Friday's New York Times describes the video technology being used for the Measuring Effective Teachers initiative funded the Bill & Melinda Gates Foundation. It's an interesting piece about the efficient use of 360-degree cameras to get a panoramic idea of how everyone in the room is affected by a given day's lesson, and the reporting shared several expert opinions on how the technology might move into direct use of teacher evaluations.
That said, I see the article as focusing on the video than on the bigger project the video will support. Months back, I blogged about the Foundation's own description of the project, which describes the video cameras as a way to allow multiple observers apply several different respected rubrics for classroom observation. Live observations on the needed scale would be unduly disruptive of ordinary classroom work, which is why the camera strategy was created.
Along with the varied ratings of the videos, the study is gathering data from student surveys about classroom processes, teacher surveys about working conditions, and teacher tests of content knowledge and content teaching methods.
Next year, each of those indicators will be correlated with several kinds of data on student growth compared to their achievement this year.

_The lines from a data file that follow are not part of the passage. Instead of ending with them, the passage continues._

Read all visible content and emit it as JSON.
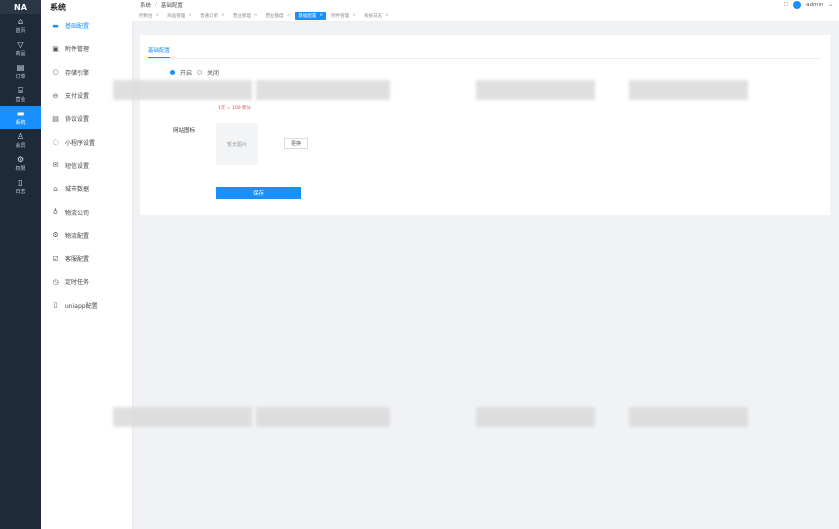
{
  "rail": {
    "logo": "NA",
    "items": [
      {
        "label": "首页",
        "icon": "home-icon"
      },
      {
        "label": "商品",
        "icon": "tag-icon"
      },
      {
        "label": "订单",
        "icon": "list-icon"
      },
      {
        "label": "营业",
        "icon": "shop-icon"
      },
      {
        "label": "系统",
        "icon": "monitor-icon"
      },
      {
        "label": "会员",
        "icon": "user-icon"
      },
      {
        "label": "权限",
        "icon": "gear-icon"
      },
      {
        "label": "日志",
        "icon": "doc-icon"
      }
    ]
  },
  "submenu": {
    "title": "系统",
    "items": [
      {
        "label": "基础配置",
        "icon": "doc-icon"
      },
      {
        "label": "附件管理",
        "icon": "folder-icon"
      },
      {
        "label": "存储引擎",
        "icon": "cloud-icon"
      },
      {
        "label": "支付设置",
        "icon": "wallet-icon"
      },
      {
        "label": "协议设置",
        "icon": "contract-icon"
      },
      {
        "label": "小程序设置",
        "icon": "chat-icon"
      },
      {
        "label": "短信设置",
        "icon": "mail-icon"
      },
      {
        "label": "城市数据",
        "icon": "map-icon"
      },
      {
        "label": "物流公司",
        "icon": "truck-icon"
      },
      {
        "label": "物流配置",
        "icon": "settings-icon"
      },
      {
        "label": "客服配置",
        "icon": "checkbox-icon"
      },
      {
        "label": "定时任务",
        "icon": "clock-icon"
      },
      {
        "label": "uniapp配置",
        "icon": "phone-icon"
      }
    ]
  },
  "topbar": {
    "breadcrumb": [
      "系统",
      "基础配置"
    ],
    "user": "admin"
  },
  "tabs": [
    {
      "label": "控制台",
      "active": false
    },
    {
      "label": "商品管理",
      "active": false
    },
    {
      "label": "普通订单",
      "active": false
    },
    {
      "label": "营业管理",
      "active": false
    },
    {
      "label": "营业额度",
      "active": false
    },
    {
      "label": "基础配置",
      "active": true
    },
    {
      "label": "附件管理",
      "active": false
    },
    {
      "label": "系统日志",
      "active": false
    }
  ],
  "form": {
    "tab_label": "基础配置",
    "radio_on_label": "开启",
    "radio_off_label": "关闭",
    "hint": "1元 = 100 积分",
    "image_label": "网站图标",
    "upload_placeholder": "暂无图片",
    "select_label": "更换",
    "save_label": "保存"
  }
}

With that huge collection of data, the project will be able to offer answers on a really big question: How well does each of the gathered indicators (teacher knowledge, surveys, and the different observation protocols) relate to actually delivering student growth?
The NYT coverage could leave the impression that the main point is finding a way to videotape teachers. Far from it. The video is mainly a tool for developing richer and more important insight into which measurement tools best identify teaching that changes student performance.
Note: The Prichard Committee and I personally have not been involved in the implementation of this Effective Teachers part of the Gates Foundation's education investments. However, we are working on several of the Gates Foundation's College-Ready Work initiatives (see information here, here, and here), and I have been included in several briefings on the progress of this measurement effort.